Scrapping, which makes up 90% of the game, is simply a case of hammering two buttons until the room is clear of enemies: it doesn't feel like you're directing a series of discrete moves, more tapping buttons to cause a flurry of nondescript sword waving. You start the game with three initially impressive combos, but they remain exactly the same (and no more effective) until the end. The addition of magical abilities such as a Jedi-esque push and pull, plus the odd potent attack, means that if you're bored of knocking seven shades out of swordsman #473 you can set him on fire and watch him plunge to his doom. That sounds much more exciting than it really is. Sorry.
Flying your dragon somehow manages to be even less fun. The swooping camera dictates where you go, leaving you in charge of frustratingly limited 2D movement and punishing you for failing to psychically predict where the camera will dive next.
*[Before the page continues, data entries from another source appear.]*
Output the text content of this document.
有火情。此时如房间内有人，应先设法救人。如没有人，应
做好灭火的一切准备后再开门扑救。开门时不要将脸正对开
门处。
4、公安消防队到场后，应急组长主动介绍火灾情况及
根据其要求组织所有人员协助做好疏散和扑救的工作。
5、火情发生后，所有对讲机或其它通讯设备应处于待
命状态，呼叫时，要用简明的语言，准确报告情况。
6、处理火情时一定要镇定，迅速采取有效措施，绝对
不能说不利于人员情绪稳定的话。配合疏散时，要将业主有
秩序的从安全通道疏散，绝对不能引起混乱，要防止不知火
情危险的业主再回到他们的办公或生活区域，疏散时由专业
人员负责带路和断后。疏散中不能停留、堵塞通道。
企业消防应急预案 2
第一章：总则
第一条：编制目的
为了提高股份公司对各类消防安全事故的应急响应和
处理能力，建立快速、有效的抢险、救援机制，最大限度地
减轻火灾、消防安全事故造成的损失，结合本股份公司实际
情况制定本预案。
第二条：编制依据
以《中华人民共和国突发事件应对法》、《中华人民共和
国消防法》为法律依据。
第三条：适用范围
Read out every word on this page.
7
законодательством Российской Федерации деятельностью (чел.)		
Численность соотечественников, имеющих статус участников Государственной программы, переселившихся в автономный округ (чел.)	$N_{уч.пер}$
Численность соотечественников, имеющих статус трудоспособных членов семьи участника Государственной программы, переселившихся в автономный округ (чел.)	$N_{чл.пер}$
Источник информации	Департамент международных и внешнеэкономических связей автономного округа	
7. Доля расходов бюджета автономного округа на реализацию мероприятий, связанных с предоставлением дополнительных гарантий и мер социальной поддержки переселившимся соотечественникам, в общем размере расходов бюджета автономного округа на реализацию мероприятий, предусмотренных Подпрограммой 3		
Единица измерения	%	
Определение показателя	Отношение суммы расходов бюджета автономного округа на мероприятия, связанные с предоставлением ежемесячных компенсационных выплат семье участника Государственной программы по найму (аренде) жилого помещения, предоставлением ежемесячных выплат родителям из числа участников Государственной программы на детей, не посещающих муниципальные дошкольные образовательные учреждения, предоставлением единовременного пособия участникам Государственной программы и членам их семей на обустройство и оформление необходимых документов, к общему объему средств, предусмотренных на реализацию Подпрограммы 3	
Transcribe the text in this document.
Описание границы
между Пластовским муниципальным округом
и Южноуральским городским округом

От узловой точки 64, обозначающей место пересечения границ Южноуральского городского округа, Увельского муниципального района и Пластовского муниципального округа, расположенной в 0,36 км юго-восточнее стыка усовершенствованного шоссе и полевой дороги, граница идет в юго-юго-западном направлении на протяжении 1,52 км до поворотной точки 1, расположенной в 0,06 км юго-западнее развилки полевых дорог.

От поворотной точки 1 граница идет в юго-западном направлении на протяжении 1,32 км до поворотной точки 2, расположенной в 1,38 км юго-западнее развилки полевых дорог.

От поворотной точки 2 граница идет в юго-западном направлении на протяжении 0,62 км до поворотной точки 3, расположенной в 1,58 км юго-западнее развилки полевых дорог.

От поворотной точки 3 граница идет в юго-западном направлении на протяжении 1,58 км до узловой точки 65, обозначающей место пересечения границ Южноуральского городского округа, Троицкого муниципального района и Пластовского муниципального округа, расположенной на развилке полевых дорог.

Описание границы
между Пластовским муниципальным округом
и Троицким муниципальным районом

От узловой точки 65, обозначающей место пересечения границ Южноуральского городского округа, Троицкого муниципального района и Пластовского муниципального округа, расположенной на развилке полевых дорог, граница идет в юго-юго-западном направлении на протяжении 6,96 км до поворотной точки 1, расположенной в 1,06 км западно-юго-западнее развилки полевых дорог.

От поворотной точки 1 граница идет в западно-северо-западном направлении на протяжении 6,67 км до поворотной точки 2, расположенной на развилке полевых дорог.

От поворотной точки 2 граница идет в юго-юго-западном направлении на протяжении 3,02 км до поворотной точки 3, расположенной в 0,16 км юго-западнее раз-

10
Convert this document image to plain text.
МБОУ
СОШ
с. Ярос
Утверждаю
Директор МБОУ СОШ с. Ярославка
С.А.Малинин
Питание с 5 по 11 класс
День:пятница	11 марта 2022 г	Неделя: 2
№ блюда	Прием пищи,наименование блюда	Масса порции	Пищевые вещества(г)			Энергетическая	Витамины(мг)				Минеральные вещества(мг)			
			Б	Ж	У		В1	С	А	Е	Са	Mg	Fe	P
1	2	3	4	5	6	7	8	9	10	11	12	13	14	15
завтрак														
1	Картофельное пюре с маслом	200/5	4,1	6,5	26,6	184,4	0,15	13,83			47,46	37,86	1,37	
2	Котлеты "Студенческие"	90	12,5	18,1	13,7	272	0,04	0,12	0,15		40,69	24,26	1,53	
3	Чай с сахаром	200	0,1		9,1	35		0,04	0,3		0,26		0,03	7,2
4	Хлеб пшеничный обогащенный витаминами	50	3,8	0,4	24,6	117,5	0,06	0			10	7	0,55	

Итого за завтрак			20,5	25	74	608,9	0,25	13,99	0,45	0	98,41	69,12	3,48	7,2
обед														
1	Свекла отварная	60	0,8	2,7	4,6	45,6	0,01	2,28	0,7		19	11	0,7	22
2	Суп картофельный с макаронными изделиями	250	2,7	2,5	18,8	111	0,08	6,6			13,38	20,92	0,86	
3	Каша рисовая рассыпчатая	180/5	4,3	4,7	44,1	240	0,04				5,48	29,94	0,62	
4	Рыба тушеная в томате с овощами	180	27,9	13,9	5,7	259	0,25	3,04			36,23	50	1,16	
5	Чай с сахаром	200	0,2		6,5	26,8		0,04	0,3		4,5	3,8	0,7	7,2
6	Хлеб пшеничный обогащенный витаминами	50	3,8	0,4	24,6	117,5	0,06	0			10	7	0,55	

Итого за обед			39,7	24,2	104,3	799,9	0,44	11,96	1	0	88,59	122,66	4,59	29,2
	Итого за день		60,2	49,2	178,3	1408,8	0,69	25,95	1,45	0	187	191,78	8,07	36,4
The worst elements of Eragon come to a head in a level called Durza's Fortress. It's a crushing marathon through floor after identical floor of tepid combat punctuated with slap-in-the-face 'puzzles'. Add to that a few infuriating platform balancing challenges and an immovable camera and you've got a recipe for hurling your joypad (the only way to play this console orientated game) across the room in disgust. Sorry, avid teen-lit fans. This game is not even worth a cursory glance - it's tedious beyond belief, has a plot that must have been ripped from the Eragon junior colouring book and action scenes that make me cry. And they've gimped the dragons.
A profoundly uninspiring tie-in.
- Got the film cast (that's it)
- It's not pretty
- It's not Lord of the Rings....sorry.